40

Has any processor ever implemented an integer square root instruction? Obviously, floating-point square root instructions are quite common, but I've never seen one specifically for integers.

One close candidate I know of is the Nintendo DS, which contained a memory-mapped integer divider/square rooter. This was helpful for 3D calculations, given that its ARM processor had no FPU or hardware divider. However, it's not a native processor instruction.

9
  • 2
    tough one; square rooting is something that you don't want to do combinatorically in a single clock cycle, or else your maximum clock rate will go dooooown, and it uses the same algorithmic components that an integer multiply and division need. This makes it a prime candidate for implementation in iterative microcode. Now, what's the difference between a CPU that implements an isqrt instruction in microcode vs software that implements a isqrt function on a CPU that has no isqrt instruction, precisely? Commented Apr 5 at 14:34
  • 3
    Non-iterative implementation for large input sizes get unhandy very quickly, and for small sizes, simple lookup tables might be quite performant. What is the minimum input size you would consider an implementation? Commented Apr 5 at 14:46
  • 1
    By "processor" do you mean microprocessor? Or do you intend to include mainframes, DSPs, etc?
    – DrSheldon
    Commented Apr 5 at 15:38
  • 1
    I can't imagine a huge demand for intsqrt. Normally, if your task needs sqrt you probably want float arithmetic. But I guess intsqrt is useful if you're doing fixed-point arithmetic, or implementing a bare-bones floating-point package.
    – PM 2Ring
    Commented Apr 6 at 4:31
  • 2
    I add the isqrt instruction only because I noticed that the bignum library had it as a primitive. It was obvious to me that it's not trivial to implement, particularly if someone were to need that for large integers. I went through the code, in that bignum library and noticed it was poor. I put fixes in to make it faster, and then due to the IKEA effect of having made it mine by working on it, I had to expose it in the language.
    – Kaz
    Commented Apr 7 at 17:56

4 Answers 4

51

Yes. The Harris RTX 2000 Forth CPU offered a multi-step square root instruction, as did its military-grade sibling, the RTX 2010. There may have been others, but that is the one I know of.

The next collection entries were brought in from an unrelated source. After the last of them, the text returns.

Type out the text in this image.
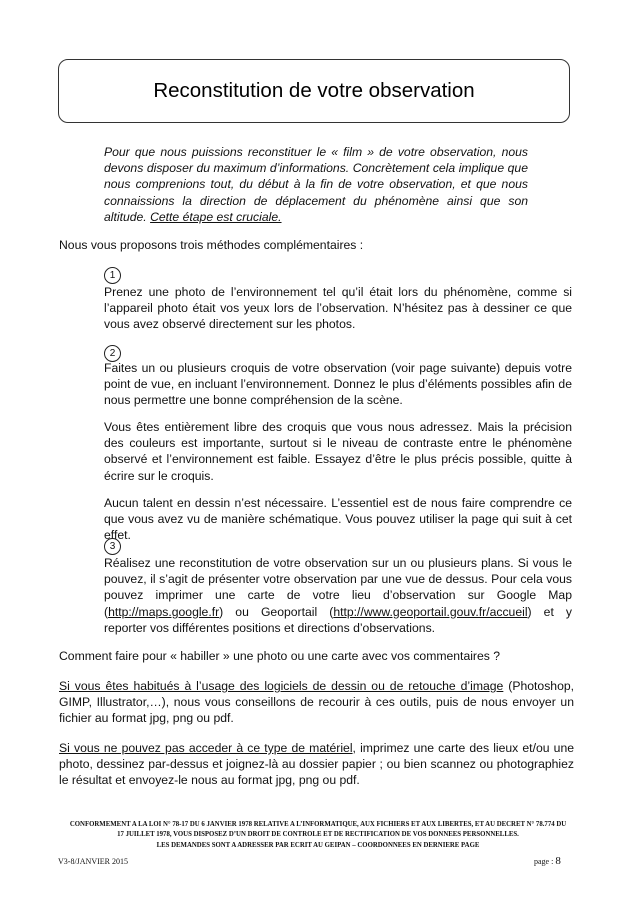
Reconstitution de votre observation

Pour que nous puissions reconstituer le « film » de votre observation, nous devons disposer du maximum d’informations. Concrètement cela implique que nous comprenions tout, du début à la fin de votre observation, et que nous connaissions la direction de déplacement du phénomène ainsi que son altitude. Cette étape est cruciale.

Nous vous proposons trois méthodes complémentaires :

1

Prenez une photo de l’environnement tel qu’il était lors du phénomène, comme si l’appareil photo était vos yeux lors de l’observation. N’hésitez pas à dessiner ce que vous avez observé directement sur les photos.

2

Faites un ou plusieurs croquis de votre observation (voir page suivante) depuis votre point de vue, en incluant l’environnement. Donnez le plus d’éléments possibles afin de nous permettre une bonne compréhension de la scène.

Vous êtes entièrement libre des croquis que vous nous adressez. Mais la précision des couleurs est importante, surtout si le niveau de contraste entre le phénomène observé et l’environnement est faible. Essayez d’être le plus précis possible, quitte à écrire sur le croquis.

Aucun talent en dessin n’est nécessaire. L’essentiel est de nous faire comprendre ce que vous avez vu de manière schématique. Vous pouvez utiliser la page qui suit à cet effet.

3

Réalisez une reconstitution de votre observation sur un ou plusieurs plans. Si vous le pouvez, il s’agit de présenter votre observation par une vue de dessus. Pour cela vous pouvez imprimer une carte de votre lieu d’observation sur Google Map (http://maps.google.fr) ou Geoportail (http://www.geoportail.gouv.fr/accueil) et y reporter vos différentes positions et directions d’observations.

Comment faire pour « habiller » une photo ou une carte avec vos commentaires ?

Si vous êtes habitués à l’usage des logiciels de dessin ou de retouche d’image (Photoshop, GIMP, Illustrator,…), nous vous conseillons de recourir à ces outils, puis de nous envoyer un fichier au format jpg, png ou pdf.

Si vous ne pouvez pas acceder à ce type de matériel, imprimez une carte des lieux et/ou une photo, dessinez par-dessus et joignez-là au dossier papier ; ou bien scannez ou photographiez le résultat et envoyez-le nous au format jpg, png ou pdf.

CONFORMEMENT A LA LOI N° 78-17 DU 6 JANVIER 1978 RELATIVE A L’INFORMATIQUE, AUX FICHIERS ET AUX LIBERTES, ET AU DECRET N° 78.774 DU
17 JUILLET 1978, VOUS DISPOSEZ D’UN DROIT DE CONTROLE ET DE RECTIFICATION DE VOS DONNEES PERSONNELLES.
LES DEMANDES SONT A ADRESSER PAR ECRIT AU GEIPAN – COORDONNEES EN DERNIERE PAGE
V3-8/JANVIER 2015	page : 8
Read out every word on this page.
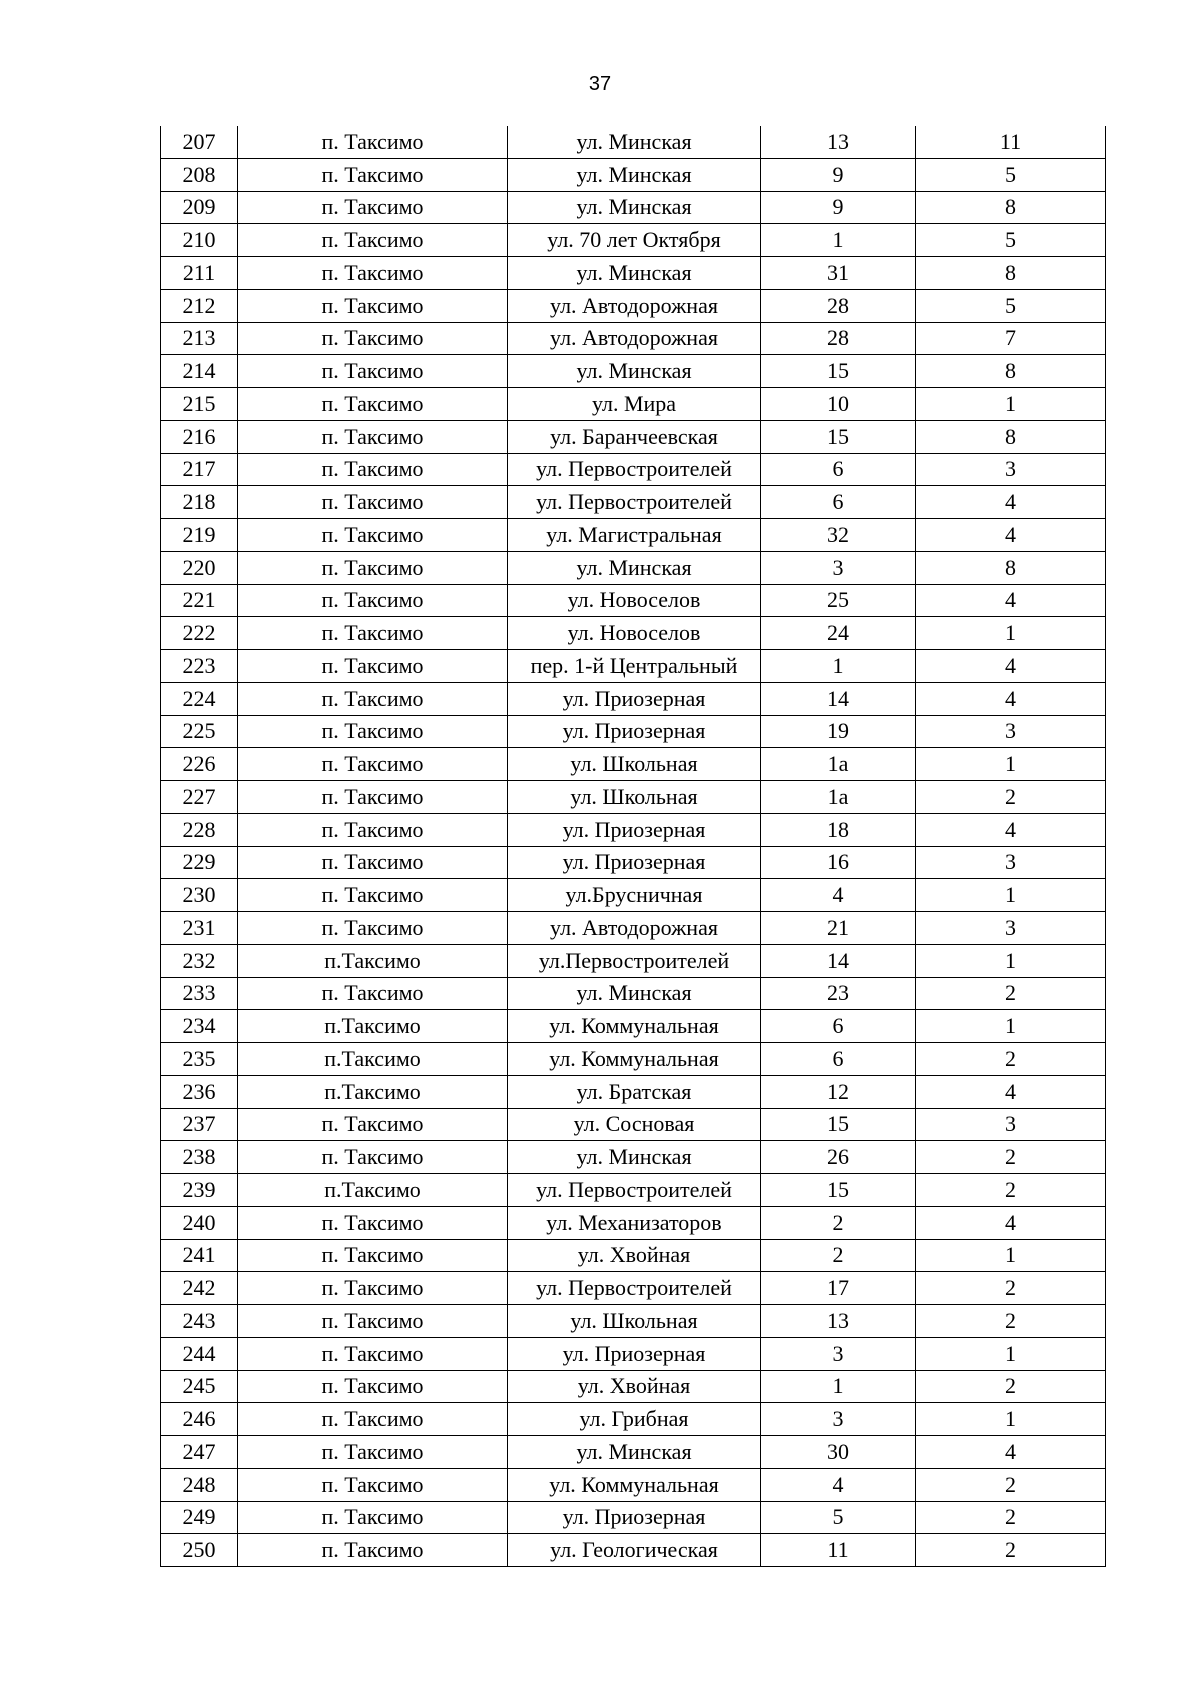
37
207	п. Таксимо	ул. Минская	13	11
208	п. Таксимо	ул. Минская	9	5
209	п. Таксимо	ул. Минская	9	8
210	п. Таксимо	ул. 70 лет Октября	1	5
211	п. Таксимо	ул. Минская	31	8
212	п. Таксимо	ул. Автодорожная	28	5
213	п. Таксимо	ул. Автодорожная	28	7
214	п. Таксимо	ул. Минская	15	8
215	п. Таксимо	ул. Мира	10	1
216	п. Таксимо	ул. Баранчеевская	15	8
217	п. Таксимо	ул. Первостроителей	6	3
218	п. Таксимо	ул. Первостроителей	6	4
219	п. Таксимо	ул. Магистральная	32	4
220	п. Таксимо	ул. Минская	3	8
221	п. Таксимо	ул. Новоселов	25	4
222	п. Таксимо	ул. Новоселов	24	1
223	п. Таксимо	пер. 1-й Центральный	1	4
224	п. Таксимо	ул. Приозерная	14	4
225	п. Таксимо	ул. Приозерная	19	3
226	п. Таксимо	ул. Школьная	1а	1
227	п. Таксимо	ул. Школьная	1а	2
228	п. Таксимо	ул. Приозерная	18	4
229	п. Таксимо	ул. Приозерная	16	3
230	п. Таксимо	ул.Брусничная	4	1
231	п. Таксимо	ул. Автодорожная	21	3
232	п.Таксимо	ул.Первостроителей	14	1
233	п. Таксимо	ул. Минская	23	2
234	п.Таксимо	ул. Коммунальная	6	1
235	п.Таксимо	ул. Коммунальная	6	2
236	п.Таксимо	ул. Братская	12	4
237	п. Таксимо	ул. Сосновая	15	3
238	п. Таксимо	ул. Минская	26	2
239	п.Таксимо	ул. Первостроителей	15	2
240	п. Таксимо	ул. Механизаторов	2	4
241	п. Таксимо	ул. Хвойная	2	1
242	п. Таксимо	ул. Первостроителей	17	2
243	п. Таксимо	ул. Школьная	13	2
244	п. Таксимо	ул. Приозерная	3	1
245	п. Таксимо	ул. Хвойная	1	2
246	п. Таксимо	ул. Грибная	3	1
247	п. Таксимо	ул. Минская	30	4
248	п. Таксимо	ул. Коммунальная	4	2
249	п. Таксимо	ул. Приозерная	5	2
250	п. Таксимо	ул. Геологическая	11	2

See: https://users.ece.cmu.edu/~koopman/stack_computers/sec4_5.html

3
  • 1
    Nice, do you know any more detailed description?
    – Raffzahn
    Commented Apr 5 at 12:41
  • 3
    @Raffzahn Not off the top of my head. But I do see when searching, you should specify Harris as part of the search. Otherwise the results are mostly pages relating to a series of NVidia GPU boards. As far as I can tell, there is no commonality besides the general model number.
    – RichF
    Commented Apr 5 at 14:20
  • 7
    Interesting; according to the reference manual (users.ece.cmu.edu/~koopman/forth/…), it's an iterated square root where you have to run 1 setup instruction and then 15 step instructions to get the final answer. I've seen that done for division on other processors. And of course it would be a Forth CPU that would have such an esoteric instruction, heh.
    – v-rob
    Commented Apr 5 at 18:52
42

Is 1946 retro enough?

From Wikipedia:

ENIAC used four of the accumulators (controlled by a special multiplier unit) to perform up to 385 multiplication operations per second; five of the accumulators were controlled by a special divider/square-rooter unit to perform up to 40 division operations per second or three square root operations per second.

ENIAC accumulators operated on decimal integers.

17

It's not that easy.

The most efficient method to calculate square root is to calculate inverse/reciprocal of the square root using Newton-Raphson iterations, and then multiply it with the original.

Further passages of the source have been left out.